Quatre groupes de participants venant des localités d’Ivembeni, d’Itsinkoudi, de Hantsindzi se sont réunis avec celui d’Ouropveni, dans le sud de Ngazidja pour échanger sur leurs projets d’écotourisme communautaire. Le principe était de prendre les activités que souhaitent mettre en œuvre et de les discuter avec les différents groupes.
Certains praticiens de l’écotourisme ont défini l’écotourisme comme étant : «… une forme de tourisme qui s’intéresse aux ressources écologiques et aux dimensions culturelles des régions visitées… Il vise à minimiser l’impact de l’activité sur l'environnement. Il est maîtrisé et génère des revenus au bénéfice des populations locales. Il contribue à la préservation du milieu naturel et humain dont les populations bénéficient, ce qui permet de réduire leur dépendance sur les activités déprédatrices des ressources. »

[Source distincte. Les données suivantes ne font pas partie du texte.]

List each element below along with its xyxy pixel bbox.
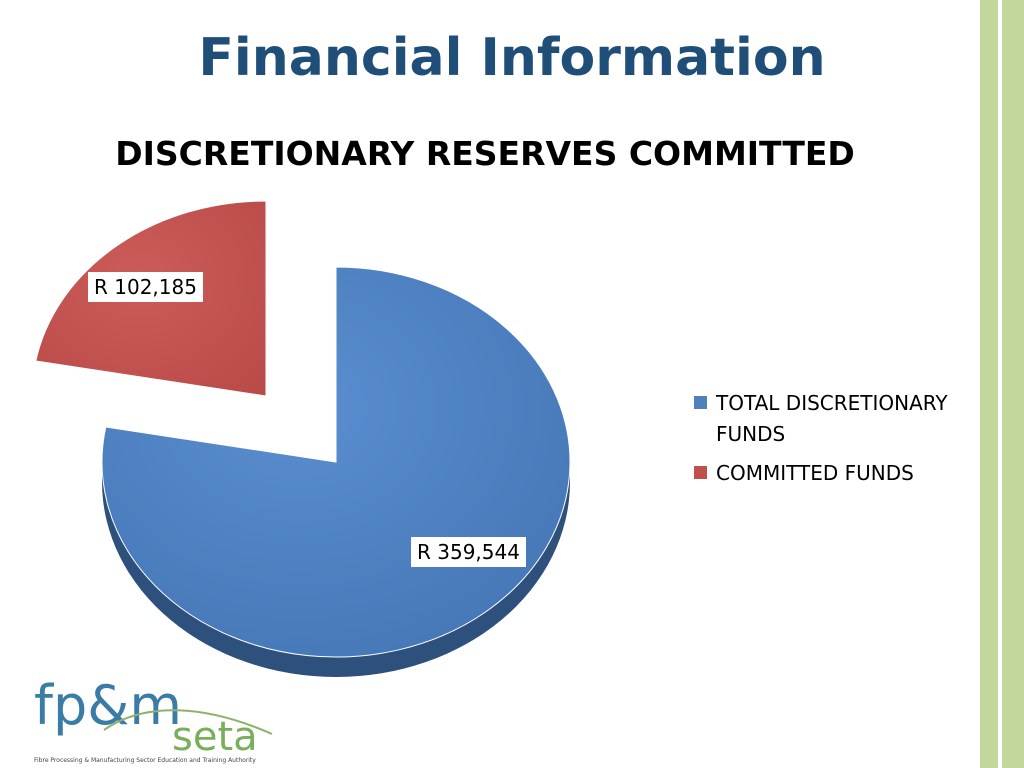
legend-swatch-committed [694,466,707,479]
chart-title: DISCRETIONARY RESERVES COMMITTED [115,134,855,173]
decorative-stripes [976,0,1024,768]
legend-item-committed: COMMITTED FUNDS [694,458,984,489]
legend-label-total: TOTAL DISCRETIONARY FUNDS [716,391,948,446]
stripe [998,0,1002,768]
legend-swatch-total [694,396,707,409]
slice-committed [35,200,267,397]
slide-title: Financial Information [198,28,826,88]
stripe [980,0,998,768]
legend-label-committed: COMMITTED FUNDS [716,461,914,485]
chart-legend: TOTAL DISCRETIONARY FUNDS COMMITTED FUND… [694,388,984,497]
legend-item-total: TOTAL DISCRETIONARY FUNDS [694,388,984,450]
stripe [976,0,980,768]
data-label-committed: R 102,185 [88,272,203,302]
logo-name: seta [172,714,258,760]
fpm-seta-logo: fp&m seta Fibre Processing & Manufacturi… [34,674,273,764]
data-label-total: R 359,544 [411,537,526,567]
logo-swoosh [103,709,273,735]
logo-tagline: Fibre Processing & Manufacturing Sector … [34,757,256,764]
stripe [1002,0,1024,768]
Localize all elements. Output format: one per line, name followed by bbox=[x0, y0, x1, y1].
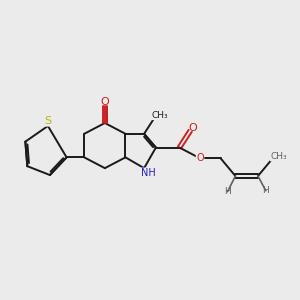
Text: O: O bbox=[188, 123, 197, 133]
Text: O: O bbox=[196, 153, 204, 163]
Text: NH: NH bbox=[141, 168, 155, 178]
Text: O: O bbox=[100, 98, 109, 107]
Text: H: H bbox=[262, 186, 269, 195]
Text: H: H bbox=[224, 187, 231, 196]
Text: CH₃: CH₃ bbox=[152, 111, 168, 120]
Text: CH₃: CH₃ bbox=[270, 152, 287, 161]
Text: S: S bbox=[44, 116, 52, 126]
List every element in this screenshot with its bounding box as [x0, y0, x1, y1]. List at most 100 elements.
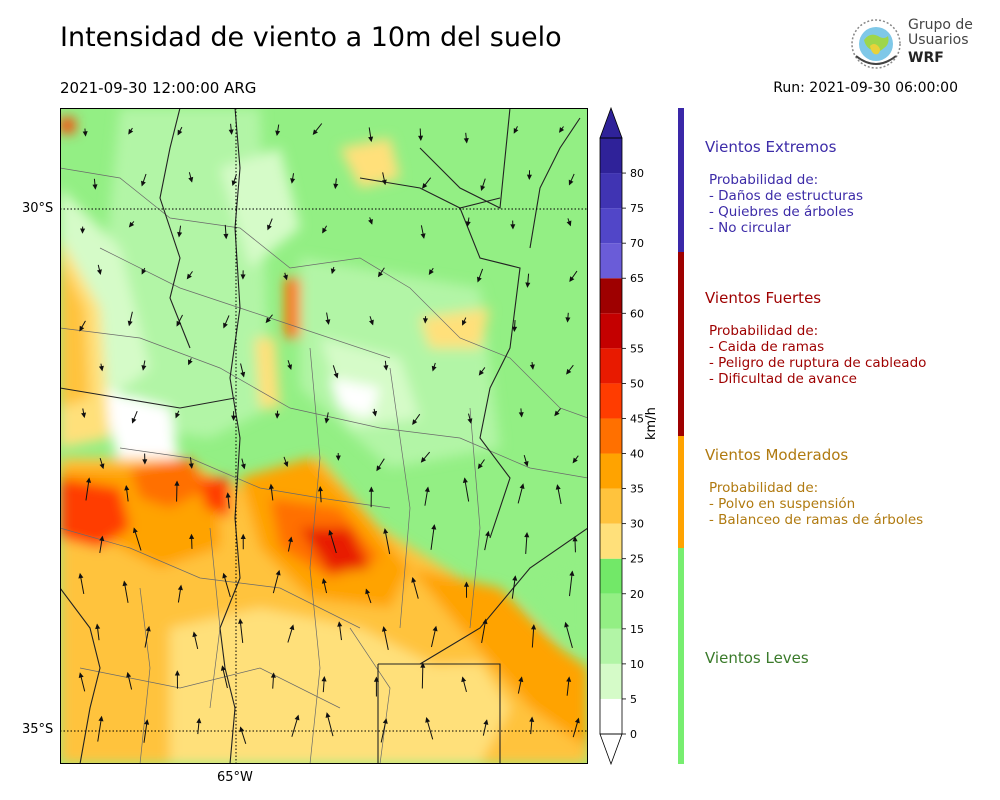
- wind-map: [60, 108, 588, 764]
- wind-arrow-head: [525, 282, 531, 288]
- wind-arrow-head: [381, 179, 387, 186]
- wind-arrow-head: [518, 676, 524, 683]
- colorbar-min-extension: [599, 733, 623, 766]
- wind-arrow-head: [312, 129, 318, 136]
- wind-arrow-head: [144, 719, 150, 725]
- wind-arrow-head: [477, 463, 483, 470]
- wind-arrow-head: [270, 672, 276, 678]
- wind-arrow-head: [196, 717, 202, 724]
- run-time: Run: 2021-09-30 06:00:00: [773, 80, 958, 96]
- wind-arrow-head: [465, 221, 471, 227]
- wind-arrow-head: [127, 320, 133, 327]
- category-band-fuertes: [678, 252, 684, 436]
- wind-arrow-head: [177, 231, 183, 238]
- desc-line: - No circular: [709, 220, 791, 236]
- desc-line: - Balanceo de ramas de árboles: [709, 512, 924, 528]
- wind-arrow-head: [275, 130, 281, 137]
- wind-arrow-head: [328, 529, 334, 536]
- wind-arrow-head: [383, 528, 389, 534]
- wind-arrow-head: [128, 221, 135, 228]
- wind-arrow-head: [373, 676, 379, 682]
- lat-label-30s: 30°S: [22, 201, 54, 216]
- wind-arrow-head: [431, 524, 437, 530]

Ainsi donc le patrimoine naturel et culturel doit être valorisé par le développement d’un écotourisme maîtrisé. Les revenus et les conditions de vie des populations locales sont améliorés grâce aux retombées directes et indirectes de l’activité. Même si le développement de l’écotourisme peut-être considéré comme un élément clé pour la réussite du développement socio-économique de nos îles, en permettant d’assurer aux communautés locales des retombées économiques propres, il n’en demeure pas moins qu’il faut prendre en compte toutes les données disponibles pour éviter de tomber dans des voies sans issues et dans les désillusions.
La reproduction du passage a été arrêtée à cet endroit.